The electromagnetic potentials ##\Phi## and ##\vec{A}## are not uniquely defined by the physical situation and thus are not observable fields in Maxwell's theory. The electromagnetic field ##(\vec{E},\vec{B})## are observables.
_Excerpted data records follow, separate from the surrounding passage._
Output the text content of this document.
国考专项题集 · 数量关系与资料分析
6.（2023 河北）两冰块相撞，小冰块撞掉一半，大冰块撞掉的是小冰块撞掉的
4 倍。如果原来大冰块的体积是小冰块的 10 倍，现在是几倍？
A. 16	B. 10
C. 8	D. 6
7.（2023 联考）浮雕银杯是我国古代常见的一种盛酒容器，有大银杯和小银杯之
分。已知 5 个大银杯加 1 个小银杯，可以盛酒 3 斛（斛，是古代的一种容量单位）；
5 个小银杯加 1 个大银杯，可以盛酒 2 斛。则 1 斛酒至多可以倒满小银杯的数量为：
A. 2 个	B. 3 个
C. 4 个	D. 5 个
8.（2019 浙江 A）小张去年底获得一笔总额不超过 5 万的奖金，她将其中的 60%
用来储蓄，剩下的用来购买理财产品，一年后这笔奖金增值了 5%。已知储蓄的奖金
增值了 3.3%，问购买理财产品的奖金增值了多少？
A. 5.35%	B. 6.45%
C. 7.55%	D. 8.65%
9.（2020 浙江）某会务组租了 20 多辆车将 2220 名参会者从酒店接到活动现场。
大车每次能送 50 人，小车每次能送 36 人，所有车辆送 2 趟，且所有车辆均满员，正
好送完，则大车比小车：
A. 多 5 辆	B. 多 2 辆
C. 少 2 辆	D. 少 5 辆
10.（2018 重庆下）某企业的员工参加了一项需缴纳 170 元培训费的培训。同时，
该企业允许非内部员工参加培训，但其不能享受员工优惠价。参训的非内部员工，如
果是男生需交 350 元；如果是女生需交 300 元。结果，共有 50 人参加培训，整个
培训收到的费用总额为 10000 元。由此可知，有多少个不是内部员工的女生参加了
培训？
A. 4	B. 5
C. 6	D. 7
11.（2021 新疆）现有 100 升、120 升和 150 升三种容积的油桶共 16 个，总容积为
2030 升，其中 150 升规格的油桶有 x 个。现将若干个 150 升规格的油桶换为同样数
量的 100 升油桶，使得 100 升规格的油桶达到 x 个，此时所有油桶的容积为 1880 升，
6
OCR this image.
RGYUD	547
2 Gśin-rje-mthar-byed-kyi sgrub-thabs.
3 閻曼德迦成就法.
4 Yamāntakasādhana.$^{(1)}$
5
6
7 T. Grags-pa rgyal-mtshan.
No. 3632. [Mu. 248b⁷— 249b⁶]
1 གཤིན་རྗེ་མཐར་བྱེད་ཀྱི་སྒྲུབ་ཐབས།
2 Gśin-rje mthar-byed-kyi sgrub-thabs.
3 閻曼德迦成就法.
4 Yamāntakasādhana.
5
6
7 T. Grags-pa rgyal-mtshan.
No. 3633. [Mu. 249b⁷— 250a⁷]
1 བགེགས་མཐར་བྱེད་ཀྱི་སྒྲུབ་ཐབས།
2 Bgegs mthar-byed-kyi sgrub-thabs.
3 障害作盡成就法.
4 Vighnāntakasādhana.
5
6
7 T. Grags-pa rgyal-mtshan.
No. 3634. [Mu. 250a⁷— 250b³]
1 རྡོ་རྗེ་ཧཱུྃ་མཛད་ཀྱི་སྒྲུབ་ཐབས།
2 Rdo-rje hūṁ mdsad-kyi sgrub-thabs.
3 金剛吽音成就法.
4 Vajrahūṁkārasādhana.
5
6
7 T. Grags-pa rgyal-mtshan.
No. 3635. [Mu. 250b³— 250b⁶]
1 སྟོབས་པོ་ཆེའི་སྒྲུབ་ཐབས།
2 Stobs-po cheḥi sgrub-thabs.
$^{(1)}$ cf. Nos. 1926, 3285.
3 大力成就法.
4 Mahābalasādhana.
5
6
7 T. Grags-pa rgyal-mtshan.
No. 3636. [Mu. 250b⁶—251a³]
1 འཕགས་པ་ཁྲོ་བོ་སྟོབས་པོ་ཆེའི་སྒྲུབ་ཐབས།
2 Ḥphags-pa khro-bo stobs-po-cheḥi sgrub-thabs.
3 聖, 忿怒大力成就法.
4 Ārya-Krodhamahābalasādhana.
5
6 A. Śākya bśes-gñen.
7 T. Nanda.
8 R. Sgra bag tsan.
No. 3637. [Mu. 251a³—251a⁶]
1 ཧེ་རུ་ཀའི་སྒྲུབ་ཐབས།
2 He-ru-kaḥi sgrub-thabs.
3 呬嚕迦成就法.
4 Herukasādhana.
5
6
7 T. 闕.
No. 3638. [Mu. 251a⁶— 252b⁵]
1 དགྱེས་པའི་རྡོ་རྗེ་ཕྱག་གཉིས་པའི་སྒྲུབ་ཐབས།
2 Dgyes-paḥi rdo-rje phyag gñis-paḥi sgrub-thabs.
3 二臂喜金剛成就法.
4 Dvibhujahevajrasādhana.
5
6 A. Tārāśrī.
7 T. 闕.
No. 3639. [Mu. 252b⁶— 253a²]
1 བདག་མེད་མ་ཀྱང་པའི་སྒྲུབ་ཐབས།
The potentials are introduced as "auxiliary" mathematical quantities to fulfill the homogeneous Maxwell equations identically, i.e., you set
$$\vec{B}=\vec{\nabla} \times \vec{A}, \quad \vec{E}=-\partial_t \vec{A}/c -\vec{\nabla} \Phi.$$
Then indeed the two homogeneous Maxwell equations,
$$\vec{\nabla} \cdot \vec{B}=0, \quad \vec{\nabla} \times \vec{E}+\partial_t \vec{B}/c=0$$
are identically fulfilled (check this!).
But for given ##\vec{E}## and ##\vec{B}## also
$$\Phi'=\Phi+\partial_t \chi/c, \quad \vec{A}'=\vec{A}-\vec{\nabla} \chi$$
lead to the same ##\vec{E}## and ##\vec{B}## as ##\Phi## and ##\vec{A}## for any arbitrary field ##\chi## (check this!). That's the famous gauge invariance of Maxwell's electromagnetism.